Effect of typos on text classification accuracy in word and character tokenization
DOI:
https://doi.org/10.37934/araset.40.2.152162Keywords:
Deep learning, CNN, LSTM, Sentiment Analysis, Binary Classification, Character TokenizationAbstract
To train a machine to “sense” a users’ feelings through writings (sentiment analysis) has become a crucial process in several domains: marketing, research, surveys and more. Nevertheless in times of crisis like COVID. Typo is one of the underestimated challenges processing user-generated text (comments, tweets, ..etc), it affects both learning and evaluation processes. Word tokenization outcome changes drastically even with a single character change, hence as expected, experiments have shown significant accuracy decreases due to typo. Adding a spelling correction as preprocessing layer, building one for every language, is a very time and resources expensive solution, a huge challenge against large data and real-time processing.
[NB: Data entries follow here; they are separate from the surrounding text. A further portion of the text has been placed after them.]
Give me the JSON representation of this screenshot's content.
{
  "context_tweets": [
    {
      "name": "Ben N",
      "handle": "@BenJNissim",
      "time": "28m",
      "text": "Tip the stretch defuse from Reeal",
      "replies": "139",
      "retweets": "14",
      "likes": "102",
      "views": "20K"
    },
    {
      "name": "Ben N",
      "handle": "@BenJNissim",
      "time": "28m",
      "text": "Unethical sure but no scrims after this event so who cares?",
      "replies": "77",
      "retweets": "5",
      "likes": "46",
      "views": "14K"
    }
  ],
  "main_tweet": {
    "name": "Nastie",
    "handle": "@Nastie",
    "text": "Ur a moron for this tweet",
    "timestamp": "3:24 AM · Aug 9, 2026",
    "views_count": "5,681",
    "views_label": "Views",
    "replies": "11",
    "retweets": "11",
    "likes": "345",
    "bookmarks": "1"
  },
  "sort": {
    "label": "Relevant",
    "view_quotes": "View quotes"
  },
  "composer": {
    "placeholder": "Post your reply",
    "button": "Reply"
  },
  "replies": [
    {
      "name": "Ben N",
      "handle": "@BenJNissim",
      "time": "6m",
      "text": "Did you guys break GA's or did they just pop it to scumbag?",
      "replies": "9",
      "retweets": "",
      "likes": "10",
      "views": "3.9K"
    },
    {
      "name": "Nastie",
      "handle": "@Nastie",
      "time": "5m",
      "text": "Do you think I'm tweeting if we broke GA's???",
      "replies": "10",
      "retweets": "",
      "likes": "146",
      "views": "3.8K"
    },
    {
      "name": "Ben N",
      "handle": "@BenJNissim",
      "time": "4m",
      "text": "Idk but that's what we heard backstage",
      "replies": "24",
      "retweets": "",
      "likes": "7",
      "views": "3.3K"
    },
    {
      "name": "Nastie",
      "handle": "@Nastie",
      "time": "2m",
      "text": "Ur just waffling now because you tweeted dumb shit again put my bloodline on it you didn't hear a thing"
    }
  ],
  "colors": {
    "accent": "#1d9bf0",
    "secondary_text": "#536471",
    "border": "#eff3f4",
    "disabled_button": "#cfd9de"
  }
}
Alternatively, a CNN model consuming the same text, once tokenized on characters level and once on words level while inducing typo, showed that as the typo percentage approaches 10% of the text, the results with characters tokens surpasses words tokens. Finally, on %30 typo of the text, the model consuming characters tokenization outperformed itself with the word level by a significant %22.3 in accuracy and %24.9 in F1-Score, using the same exact model. This approach in solving the inevitable typo challenge in NLP proved to be of significant practicality, saving huge resources versus using a spelling-correction model beforehand. It also removes a blocker challenge in front of real-time processing of user-generated text while preserving acceptable accuracy results.